Needless to say, there are no holds barred on uncensored social media, a far more important communicating vehicle these days than fast-fading, narrative-driven legacy operations. Recently, the Met Office posted some of its own research on X that claimed the wildfires that broke out during a brief UK 2022 heatwave were made "at least six times" more likely due to human-caused climate change. Complete unprovable pseudoscience attribution twaddle, some would argue, and this view was seemingly shared in many of the 200 plus responses.
"Give it a rest"
"Utter ballcocks. It was human induced arson. You really are the stupidest scientists."

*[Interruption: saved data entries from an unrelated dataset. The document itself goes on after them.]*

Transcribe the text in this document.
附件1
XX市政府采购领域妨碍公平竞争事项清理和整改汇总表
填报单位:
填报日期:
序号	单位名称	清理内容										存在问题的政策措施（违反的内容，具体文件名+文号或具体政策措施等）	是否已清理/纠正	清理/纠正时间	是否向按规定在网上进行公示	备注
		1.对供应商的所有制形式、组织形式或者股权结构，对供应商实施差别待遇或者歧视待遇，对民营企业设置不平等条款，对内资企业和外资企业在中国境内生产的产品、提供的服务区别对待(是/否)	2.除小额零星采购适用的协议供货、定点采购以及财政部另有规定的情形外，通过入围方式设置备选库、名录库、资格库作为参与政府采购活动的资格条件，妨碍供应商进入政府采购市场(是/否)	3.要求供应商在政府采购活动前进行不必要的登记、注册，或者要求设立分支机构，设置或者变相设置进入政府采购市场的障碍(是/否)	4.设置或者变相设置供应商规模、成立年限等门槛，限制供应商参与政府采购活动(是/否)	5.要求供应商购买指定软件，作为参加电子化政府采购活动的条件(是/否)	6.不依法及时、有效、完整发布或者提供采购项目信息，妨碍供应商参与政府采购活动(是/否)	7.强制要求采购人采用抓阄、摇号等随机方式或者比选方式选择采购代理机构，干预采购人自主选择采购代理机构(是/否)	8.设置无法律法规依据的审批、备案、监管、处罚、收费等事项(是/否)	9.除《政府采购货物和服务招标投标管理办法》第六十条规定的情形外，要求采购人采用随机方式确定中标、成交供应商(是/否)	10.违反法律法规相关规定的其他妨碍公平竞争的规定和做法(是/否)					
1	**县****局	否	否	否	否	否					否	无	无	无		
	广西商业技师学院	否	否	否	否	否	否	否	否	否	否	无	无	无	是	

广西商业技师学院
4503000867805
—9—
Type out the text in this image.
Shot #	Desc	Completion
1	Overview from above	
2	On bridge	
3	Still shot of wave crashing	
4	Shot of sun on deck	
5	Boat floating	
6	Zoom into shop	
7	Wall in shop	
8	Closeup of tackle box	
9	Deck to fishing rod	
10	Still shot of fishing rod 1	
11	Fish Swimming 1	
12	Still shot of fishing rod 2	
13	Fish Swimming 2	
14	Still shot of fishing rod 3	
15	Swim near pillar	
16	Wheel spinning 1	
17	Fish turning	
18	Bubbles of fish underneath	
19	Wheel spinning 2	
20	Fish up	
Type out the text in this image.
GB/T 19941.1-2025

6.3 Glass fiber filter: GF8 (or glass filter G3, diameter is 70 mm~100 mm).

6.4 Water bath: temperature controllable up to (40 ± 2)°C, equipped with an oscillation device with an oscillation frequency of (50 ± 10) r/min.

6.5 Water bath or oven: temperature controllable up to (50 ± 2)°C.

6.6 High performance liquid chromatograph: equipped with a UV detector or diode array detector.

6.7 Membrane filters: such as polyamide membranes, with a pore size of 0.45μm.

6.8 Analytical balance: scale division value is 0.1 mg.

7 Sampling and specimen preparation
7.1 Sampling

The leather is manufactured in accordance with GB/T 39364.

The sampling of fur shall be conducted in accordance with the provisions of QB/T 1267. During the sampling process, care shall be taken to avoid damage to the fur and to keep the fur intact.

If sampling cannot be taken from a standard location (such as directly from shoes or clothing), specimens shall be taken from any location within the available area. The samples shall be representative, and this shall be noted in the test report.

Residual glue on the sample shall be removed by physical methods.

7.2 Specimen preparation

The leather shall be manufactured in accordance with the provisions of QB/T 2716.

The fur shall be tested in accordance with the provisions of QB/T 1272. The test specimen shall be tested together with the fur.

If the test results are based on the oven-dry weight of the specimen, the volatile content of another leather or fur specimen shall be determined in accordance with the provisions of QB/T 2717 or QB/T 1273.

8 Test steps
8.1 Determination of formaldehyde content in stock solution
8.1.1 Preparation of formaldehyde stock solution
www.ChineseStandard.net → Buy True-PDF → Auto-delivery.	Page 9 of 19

"Was this 'research' carried out using fiddled figures produced by stations which don't exist."
"Is that real data. Or more stuff from imaginary weather stations?"
"It's your job to forecast the weather, not to broadcast propaganda."
Recently, the Eighth Fake News Awards went viral on social media. The professionally-produced film pulled no punches in awarding one of its unwelcome gongs to the Met Office for "literally making up 103 fake temperature sites reporting 30-year averages from those non-existent sites". It was said to be a massive ongoing scheme to control the future by controlling the past. The award was said to be deserved due to the Met Office's "most shameless attempt at lying to the public in a field overwhelmed with people shamelessly lying to the public".
The Met Office has a real problem in attracting this level of vociferous criticism, justified or not, since it distracts from a great deal of admirable day-to-day scientific meteorology. But it shows what can happen to public trust when an increasingly controversial political agenda disrupts the usual workings of the scientific process."